Delays in signing power purchase agreements (PPAs) are halting the growth of Indian renewables, jeopardizing the government’s clean power target of reaching 175 GW by next year, and the nuclear option of renegotiating electricity tariffs might be needed to drive clean power deployment.
That potential, last-resort remedy to get projects moving was among the suggestions made in a briefing note issued by U.S. thinktank the Institute for Energy Economics and Financial Analysis (IEEFA) and Haryana-based consultancy JMK Research.
PPAs for nearly 19 GW of renewable energy capacity tendered by the Solar Energy Corporation of India (SECI) are yet to be signed by state-owned electric distribution companies (discoms). Manufacturing-linked solar projects account for 63% of the unsigned capacity.
Hold-up
The backlog is dampening investor confidence and threatening project viability, according to IEEFA and JMK Research.
“This situation is having an adverse impact on the morale of project developers and investors and is slowing overall progress on renewable energy installation,” said IEEFA energy economist and briefing note co-author Vibhuti Garg. “The missing link of PPAs affects the entire value chain.

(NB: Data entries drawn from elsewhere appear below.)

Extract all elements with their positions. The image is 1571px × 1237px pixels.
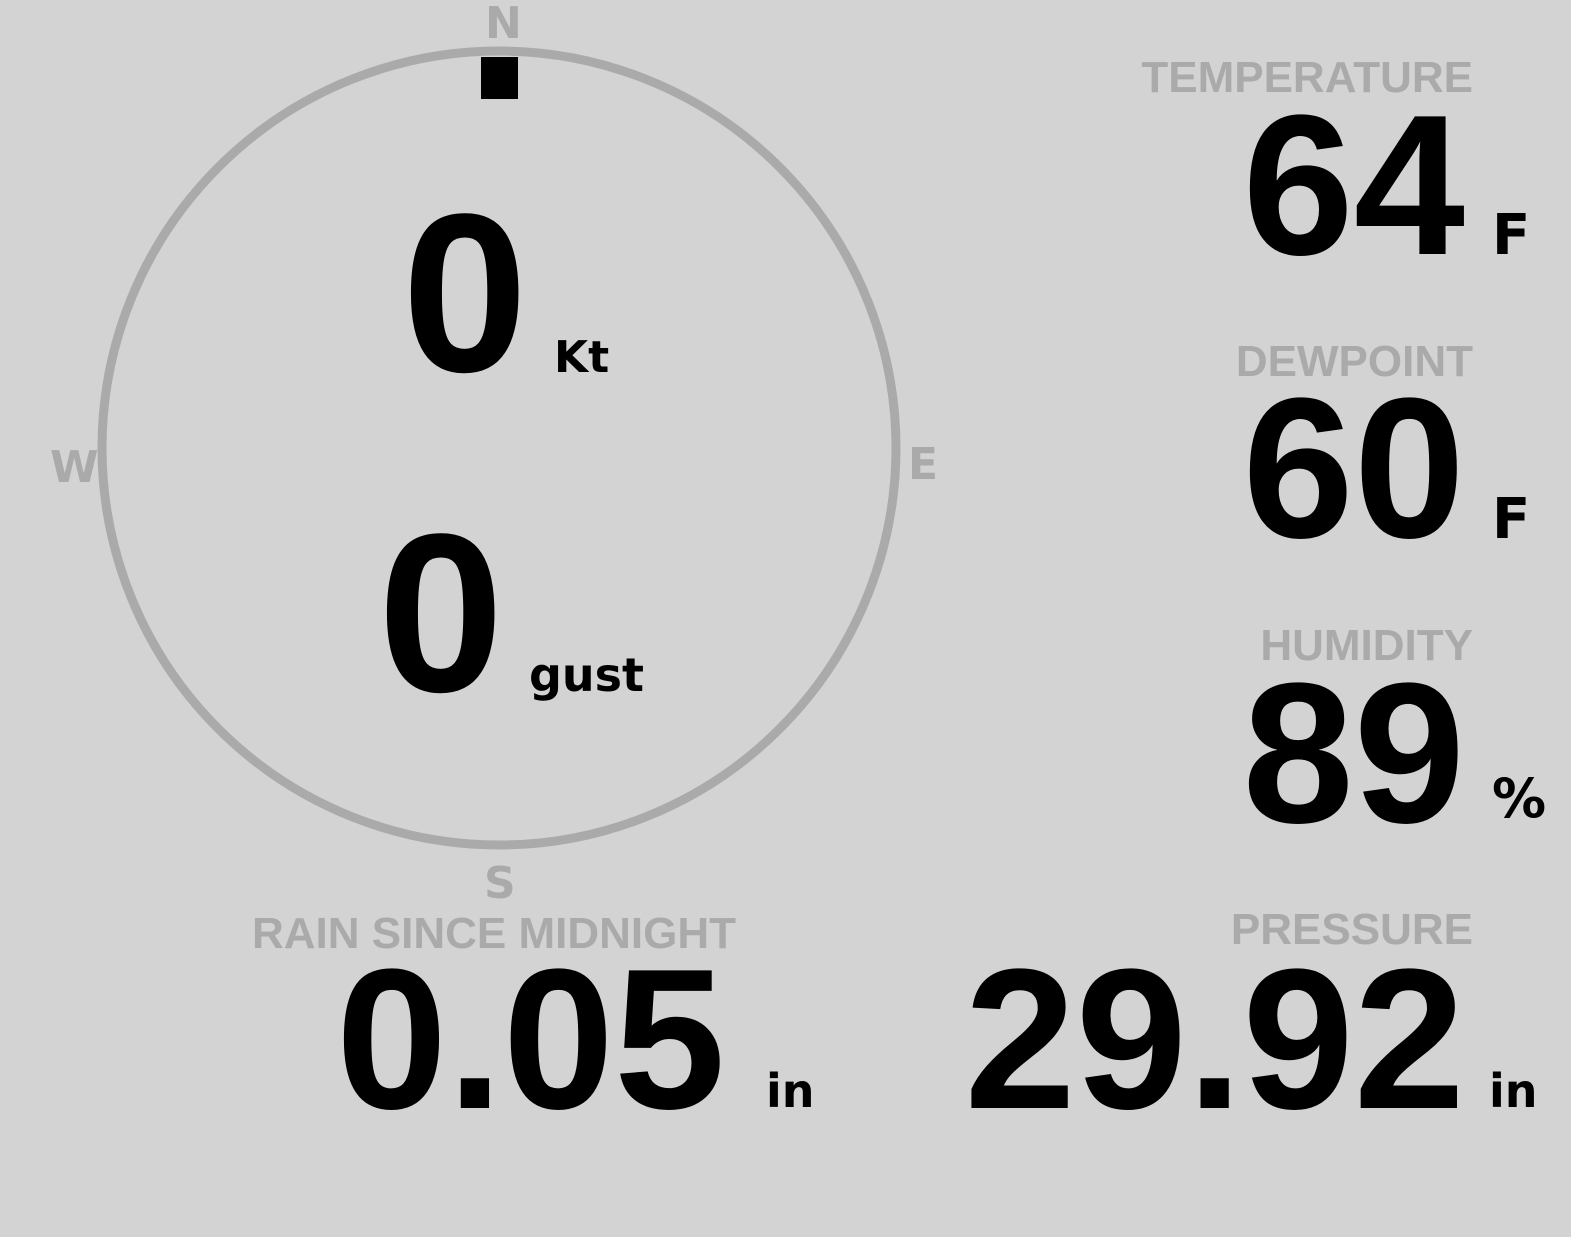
temperature-label: TEMPERATURE [1141,53,1473,102]
wind-direction-indicator [481,57,518,99]
dewpoint-unit: F [1492,487,1531,552]
wind-speed-value: 0 [402,166,528,419]
dewpoint-value: 60 [1242,357,1465,580]
wind-gust-unit: gust [529,648,645,702]
rain-label: RAIN SINCE MIDNIGHT [252,909,736,958]
pressure-value: 29.92 [964,928,1466,1151]
temperature-value: 64 [1242,74,1465,297]
humidity-unit: % [1492,767,1547,830]
rain-value: 0.05 [336,928,726,1151]
pressure-unit: in [1489,1064,1538,1118]
rain-unit: in [766,1064,815,1118]
humidity-label: HUMIDITY [1260,621,1473,670]
humidity-value: 89 [1242,642,1465,865]
temperature-unit: F [1492,203,1531,268]
wind-gust-value: 0 [378,486,504,739]
compass-west-label: W [50,442,99,493]
wind-compass [97,46,901,850]
compass-ring [97,46,901,850]
dewpoint-label: DEWPOINT [1235,337,1473,386]
wind-speed-unit: Kt [554,332,610,383]
compass-north-label: N [485,0,522,49]
pressure-label: PRESSURE [1230,905,1473,954]
compass-east-label: E [908,439,939,490]
compass-south-label: S [484,858,516,909]
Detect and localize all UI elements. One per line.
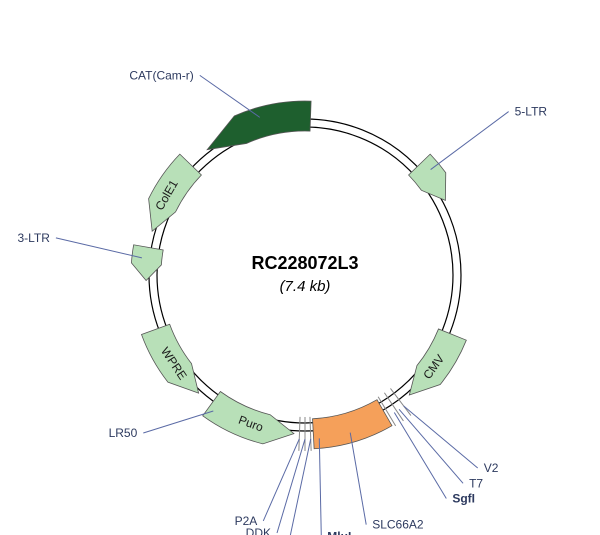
segment-cat xyxy=(207,101,311,150)
callout-label-ltr5c: 5-LTR xyxy=(515,105,548,119)
callout-line-ltr5c xyxy=(431,112,509,170)
callout-label-ltr3c: 3-LTR xyxy=(17,231,50,245)
callout-label-sgfi: SgfI xyxy=(452,492,475,506)
callout-label-cat: CAT(Cam-r) xyxy=(129,68,193,82)
callout-label-v2: V2 xyxy=(484,461,499,475)
callout-line-p2a xyxy=(263,439,299,521)
tick-mark xyxy=(310,417,311,451)
plasmid-size: (7.4 kb) xyxy=(280,278,331,295)
callout-label-ddk: DDK xyxy=(246,526,271,535)
callout-label-lr50: LR50 xyxy=(109,426,138,440)
callout-label-slc: SLC66A2 xyxy=(372,518,424,532)
callout-line-cat xyxy=(200,75,260,117)
plasmid-map: CMVPuroWPREColE1 CAT(Cam-r)5-LTR3-LTRLR5… xyxy=(0,0,600,535)
tick-mark xyxy=(299,417,300,451)
segment-ltr5 xyxy=(409,154,446,200)
callout-line-t7 xyxy=(399,409,463,483)
plasmid-name: RC228072L3 xyxy=(251,253,358,273)
callout-line-slc xyxy=(350,433,366,525)
callout-line-mlui xyxy=(319,438,321,535)
callout-line-myc xyxy=(289,439,311,535)
callout-line-lr50 xyxy=(143,411,213,433)
segment-orange xyxy=(313,400,392,449)
callout-line-v2 xyxy=(404,406,478,468)
callout-label-t7: T7 xyxy=(469,476,483,490)
callout-line-ltr3c xyxy=(56,238,142,258)
callout-label-mlui: MluI xyxy=(327,529,351,535)
segment-ltr3 xyxy=(131,245,163,281)
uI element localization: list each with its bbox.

For example, without the assurance of the offtake of power for auctioned renewable energy projects, it becomes virtually impossible for developers to secure debt financing.”
Developers with SECI-tendered projects in their pipelines that are awaiting PPAs include Adani, Azure Power, ReNew Power and Greenko, which together hold 78% of the total capacity in limbo, according to the note.
Big deals
An average 37% of the installed and planned project portfolios of those developers are comprised of SECI-tendered projects with non-executed PPAs. “This significant share of capacity poses a substantial risk to the overall conversion of projects in the pipeline,” said Garg.

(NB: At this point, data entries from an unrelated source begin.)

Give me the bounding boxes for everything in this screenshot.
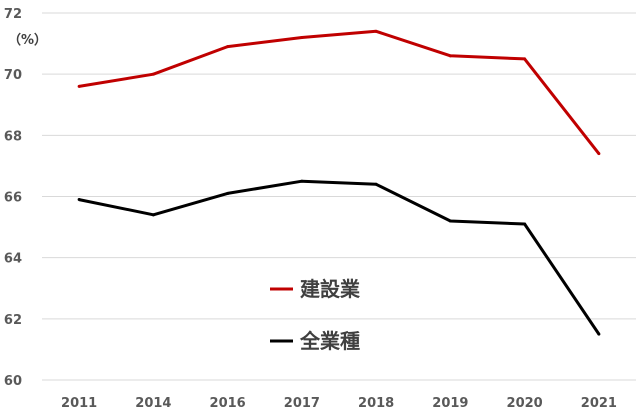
y-tick-label: 72	[4, 7, 22, 22]
y-unit-label: （%）	[8, 32, 47, 48]
data-point	[151, 72, 155, 76]
legend: 建設業 全業種	[270, 277, 361, 353]
data-point	[597, 332, 601, 336]
data-point	[523, 222, 527, 226]
y-tick-label: 60	[4, 374, 22, 389]
x-tick-label: 2018	[358, 396, 394, 410]
y-tick-label: 62	[4, 313, 22, 328]
data-point	[226, 45, 230, 49]
gridlines	[42, 12, 636, 381]
y-tick-label: 64	[4, 252, 22, 267]
data-point	[448, 219, 452, 223]
data-point	[523, 57, 527, 61]
data-point	[151, 213, 155, 217]
data-point	[300, 179, 304, 183]
data-point	[448, 54, 452, 58]
data-point	[77, 198, 81, 202]
x-axis: 2011 2014 2016 2017 2018 2019 2020 2021	[61, 396, 617, 410]
data-point	[597, 152, 601, 156]
y-axis: 60 62 64 66 68 70 72	[4, 7, 22, 389]
legend-label-0: 建設業	[300, 277, 361, 301]
data-point	[374, 29, 378, 33]
y-tick-label: 66	[4, 191, 22, 206]
x-tick-label: 2017	[284, 396, 320, 410]
series-line-1	[78, 179, 601, 335]
x-tick-label: 2019	[432, 396, 468, 410]
data-point	[226, 191, 230, 195]
x-tick-label: 2014	[135, 396, 171, 410]
y-tick-label: 70	[4, 68, 22, 83]
series-lines	[77, 29, 601, 336]
y-tick-label: 68	[4, 129, 22, 144]
series-line-0	[78, 29, 601, 155]
x-tick-label: 2020	[507, 396, 543, 410]
legend-label-1: 全業種	[299, 329, 360, 353]
data-point	[300, 35, 304, 39]
x-tick-label: 2016	[210, 396, 246, 410]
data-point	[374, 182, 378, 186]
data-point	[77, 84, 81, 88]
x-tick-label: 2011	[61, 396, 97, 410]
x-tick-label: 2021	[581, 396, 617, 410]
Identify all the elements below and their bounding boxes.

The note points to falling solar tariffs–driven by declining solar module prices–as a key reason for discom reluctance to commit to purchase the clean power generated. In a few cases, the note adds, attempts have been made by utilities to renegotiate or renege on wind and solar power purchase contracts.
“In 2020, we saw solar tariffs hit a record low of INR1.99/kWh,” said JMK Research founder and briefing note co-author Jyoti Gulia. “Discoms are anticipating that solar module prices will decline further, leading to a reduction in future solar auction tariffs, so they are delaying signing PSAs [power supply agreements] at higher prices. However, with electricity demand now picking up, and the imposition of 40% basic customs duty on solar modules, tariffs will be unlikely to fall further in the near term.”
Measures
Enforcement of electric company renewable purchase obligations (RPO) under the draft Electricity Act (Amendment) Bill 2020–with tougher penalties for non-compliance–would force discoms to procure renewable power, said Gulia.
The Ministry of Power’s draft bill also proposes setting up a body to enforce contracts between generation, distribution and transmission companies.
Garg and Gulia suggested other measures could include setting a PSA signing deadline for renewable tenders and requiring discoms to devise long-term plans estimating the amount of renewables capacity to be integrated into their annual power mixes. They said SECI could also seek assurances from discoms about power purchasing before planning clean power auctions.
Tariff renegotiation
The authors of the briefing note also mooted ‘tariff pooling,’ where a weighted average is taken from the final electricity prices produced by SECI auctions over six months, to eliminate the advantage enjoyed by discoms which secure PPAs at relatively cheap levels. Tariff renegotiation could also be considered, said Garg and Gulia, but only as a last resort option “under specific market conditions.”
“India must look for ways to speed up renewable energy installation to meet its national target of 175 GW,” said briefing note co-author Akhil Koshy Thayillam, research associate at JMK Research. “Expediting the signing of PSAs would not only free up a major share of ‘on-hold capacity’ but also reinvigorate the industry and the stakeholders who have been impacted.”